BTW if you are buying a lot of drives, it might be a good idea to monitor slickdeals.net, they list great buys in hard drives pretty often.
posted by sully75 at 3:42 PM on December 9, 2008


The only thing I would be concerned about is whether the vendor for the OEM drives is handling them sufficiently carefully. I doubt it's much of an issue with places like Newegg, but I have in mind the way they're displayed if you go in the Microcenter near me - all piled into shelves in no more protection than an anti-stat bag. You have no way of knowing if some moron was juggling them - badly - an hour before.

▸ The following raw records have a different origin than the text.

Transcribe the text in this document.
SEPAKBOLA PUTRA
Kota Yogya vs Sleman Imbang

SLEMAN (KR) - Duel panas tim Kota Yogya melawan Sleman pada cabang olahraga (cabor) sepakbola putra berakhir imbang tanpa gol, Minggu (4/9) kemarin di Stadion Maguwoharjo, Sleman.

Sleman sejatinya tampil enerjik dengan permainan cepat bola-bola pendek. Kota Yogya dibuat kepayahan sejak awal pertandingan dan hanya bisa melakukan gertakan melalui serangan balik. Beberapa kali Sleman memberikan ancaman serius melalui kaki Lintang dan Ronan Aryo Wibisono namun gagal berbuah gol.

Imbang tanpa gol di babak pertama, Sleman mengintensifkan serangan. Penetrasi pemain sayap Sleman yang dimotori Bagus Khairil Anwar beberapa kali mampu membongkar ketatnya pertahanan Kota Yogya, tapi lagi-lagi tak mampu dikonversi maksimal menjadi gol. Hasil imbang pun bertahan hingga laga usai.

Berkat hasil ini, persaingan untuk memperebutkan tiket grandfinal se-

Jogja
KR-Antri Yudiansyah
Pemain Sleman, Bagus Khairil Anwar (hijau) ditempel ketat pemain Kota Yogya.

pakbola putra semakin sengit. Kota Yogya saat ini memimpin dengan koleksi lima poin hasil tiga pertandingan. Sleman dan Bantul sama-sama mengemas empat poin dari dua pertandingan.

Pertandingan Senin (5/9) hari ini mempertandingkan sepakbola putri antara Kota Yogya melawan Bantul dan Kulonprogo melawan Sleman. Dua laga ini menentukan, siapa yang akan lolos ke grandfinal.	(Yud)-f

That doesn't stop me from buying them, but I don't have your concerns.
posted by phearlez at 4:01 PM on December 9, 2008


Best answer: phearlez mentions worry about whether drives are handled carefully. Even when I was filling a couple of drives a week, I never had a drive failure that didn't happen during normal operation. In particular we never had any electrostatic-shock failures, and we were operating in a pretty dusty environment in a low-humidity climate.

Remember that drives are manufactured products, and some fraction of them will always fail, no matter what. The whole point of backups is that you don't care whether your storage fails, just how often. You're thinking of buying, filling, and storing dozens or hundreds of drives in a year, which gives you a different sensitivity to failure than most people:
  • In 2007, the Seagate company shipped something like a hundred million units a year, at an average of $70 apiece. If they had a 0.1% failure rate that'd be a hundred thousand RMAs a year, or 300 every day; this kind of workload would require a large, but not absurdly large, department in the company. If the company-wide failure rate were were 0.01% they'd get 30 calls a day, which you could probably handle with a couple of techs and a secretary. For the manufacturer, the difference between 0.01% and 0.1% is big money --- maybe few million dollars a year, a couple percent of the company's net income. OEMs putting the drives in new computers work at the same scale, but have to deal with more types of components, and have correspondingly bigger tech support costs.
  • Most consumers buy a drive every year or two and are completely fucked if/when it fails; most of the failures come after two or three or five years, at the end of the drive's normal life, after the drive has accumulated a lot of the consumer's valuable data. These consumers usually know somebody that had a drive fail (early or not), and that person had a lot of trouble, but they don't have enough information to learn how to tell an intrinsically bad drive from an okay one. Looking for patterns, without enough data for real patterns to develop, tends to lead to superstitions. It sounds like you are here.
  • A storefront or big-box retailer might move a few drives a day, maybe a thousand or ten thousand in a year. But for the most part the retail guys don't actually install the drives in anything, so they're not sensitive to whether the drives fail before the customer loses his receipt. For a big-box store with a "geek squad" that installs three drives a day in customers' computers, a 0.1% failure rate is one botched install a year; a 1% failure rate is a botched install a month. In a store the right size to put a handful of unboxed drives in the window, juggling the drives is basically the only way to produce a noticeable number of problems.
You're thinking about filling a dozen drives a month. If I were in your shoes, I'd start off planning for 2-5% of them failing early --- that way you're covered when your doofus coworker tries to carry three and drops them. If you get through a hundred drives with no failures, you can say with some statistical confidence that a 2% failure rate was an overestimate and budget less for it. Without specific evidence for static problems, I would hang onto the antistatic bags from shipping rather than buy each drive a $5 antistatic box. Plus, with transparent bags, each drive only needs one label.
posted by fantabulous timewaster at 12:52 AM on December 10, 2008


Nope. Not stupid at all.

Drives die. Google has some cool trends on their datacenters, and they realize that it's not the manufacturer...it's that they die quickly...or make it to the 2+year point...with consistent failures...and then the number starts to get higher.

On video: a Raid 5+0...for 'long term' storage..use two drives.